With influential airmen such as Max Immelmann and Oswald Boelcke championing the use of the aeroplane as an offensive weapon during WW1, the arrival of the Fokker Eindecker at front line units would prove significant in the history of aviation.
The world's first true dedicated fighter aircraft, the Eindecker introduced an effective interrupter gear system, which allowed the pilot to fire through the arc of the propeller and in his line of sight, making targeting of an enemy aircraft much easier. Its introduction led to a devastating period of aerial supremacy for the Luftstreitkräfte which became known as the 'Fokker Scourge', however, despite the horrendous toll the Eindecker took of Allied aircraft, its destructive impact could have been so much worse.
Initially, the German High Command would not allow their new aircraft to be flown near Allied lines, for fear the secrets of their new fighter would be discovered and resulted in many simply being used to chaperone reconnaissance aircraft.

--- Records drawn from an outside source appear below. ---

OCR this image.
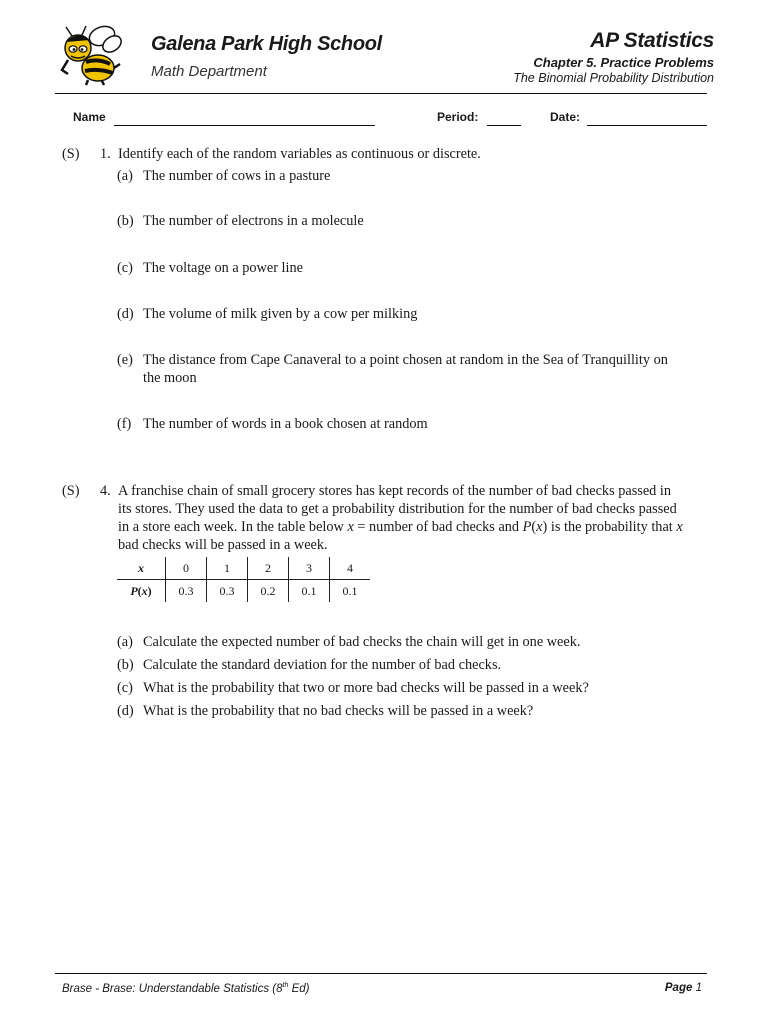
Galena Park High School
Math Department
AP Statistics
Chapter 5. Practice Problems
The Binomial Probability Distribution
Name	Period:	Date:
(S) 1. Identify each of the random variables as continuous or discrete.
(a) The number of cows in a pasture
(b) The number of electrons in a molecule
(c) The voltage on a power line
(d) The volume of milk given by a cow per milking
(e) The distance from Cape Canaveral to a point chosen at random in the Sea of Tranquillity on
the moon
(f) The number of words in a book chosen at random
(S) 4. A franchise chain of small grocery stores has kept records of the number of bad checks passed in
its stores. They used the data to get a probability distribution for the number of bad checks passed
in a store each week. In the table below x = number of bad checks and P(x) is the probability that x
bad checks will be passed in a week.
x	0	1	2	3	4
P(x)	0.3	0.3	0.2	0.1	0.1
(a) Calculate the expected number of bad checks the chain will get in one week.
(b) Calculate the standard deviation for the number of bad checks.
(c) What is the probability that two or more bad checks will be passed in a week?
(d) What is the probability that no bad checks will be passed in a week?
Brase - Brase: Understandable Statistics (8th Ed)	Page 1
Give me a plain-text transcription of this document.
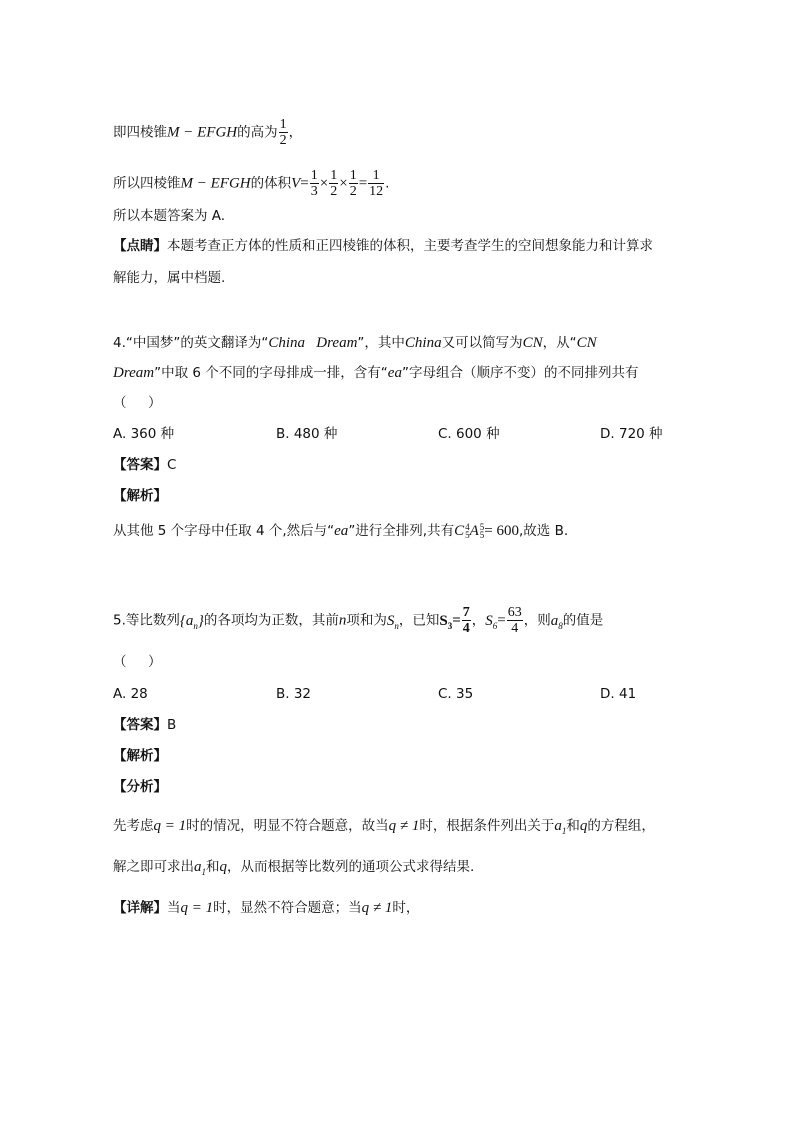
即四棱锥M − EFGH的高为 $\frac{1}{2}$ ，
所以四棱锥M − EFGH的体积$V= \frac{1}{3} \times \frac{1}{2} \times \frac{1}{2} = \frac{1}{12}$ .
所以本题答案为 A.
【点睛】本题考查正方体的性质和正四棱锥的体积，主要考查学生的空间想象能力和计算求
解能力，属中档题.
4.“中国梦”的英文翻译为“China   Dream”，其中China又可以简写为CN，从“CN
Dream”中取 6 个不同的字母排成一排，含有“ea”字母组合（顺序不变）的不同排列共有
（     ）
A. 360 种	B. 480 种	C. 600 种	D. 720 种
【答案】C
【解析】
从其他 5 个字母中任取 4 个,然后与“ea”进行全排列,共有C 4
5 A 5
5 = 600,故选 B.
5.等比数列$\{a_n\}$的各项均为正数，其前n项和为$S_n$，已知$S_3= \frac{7}{4}$ ，$S_6= \frac{63}{4}$ ，则$a_8$的值是
（     ）
A. 28	B. 32	C. 35	D. 41
【答案】B
【解析】
【分析】
先考虑q = 1时的情况，明显不符合题意，故当q ≠ 1时，根据条件列出关于$a_1$和q的方程组，
解之即可求出$a_1$和q，从而根据等比数列的通项公式求得结果.
【详解】当q = 1时，显然不符合题意；当q ≠ 1时，
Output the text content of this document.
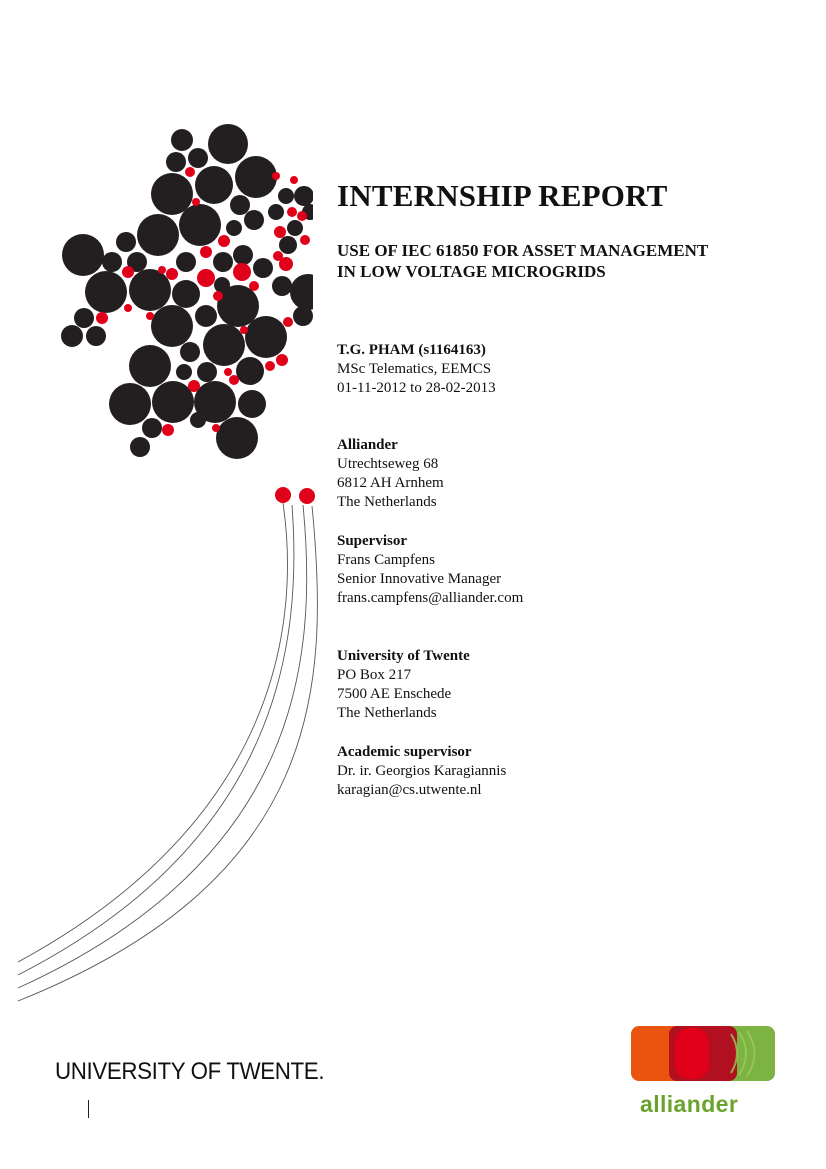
INTERNSHIP REPORT
USE OF IEC 61850 FOR ASSET MANAGEMENT
IN LOW VOLTAGE MICROGRIDS
T.G. PHAM (s1164163)
MSc Telematics, EEMCS
01-11-2012 to 28-02-2013
Alliander
Utrechtseweg 68
6812 AH Arnhem
The Netherlands
Supervisor
Frans Campfens
Senior Innovative Manager
frans.campfens@alliander.com
University of Twente
PO Box 217
7500 AE Enschede
The Netherlands
Academic supervisor
Dr. ir. Georgios Karagiannis
karagian@cs.utwente.nl
UNIVERSITY OF TWENTE.
alliander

Also, the handling characteristics of the Eindecker could prove extremely challenging for the pilot, with its flight control systems having changed little from those employed by the Wright Brothers during their famous first flight of 1903 – it required a pilot's undivided attention all the time.
A relatively fragile aeroplane, it would not be long before more robust and manoeuvrable aircraft ended the dominance of the Eindecker.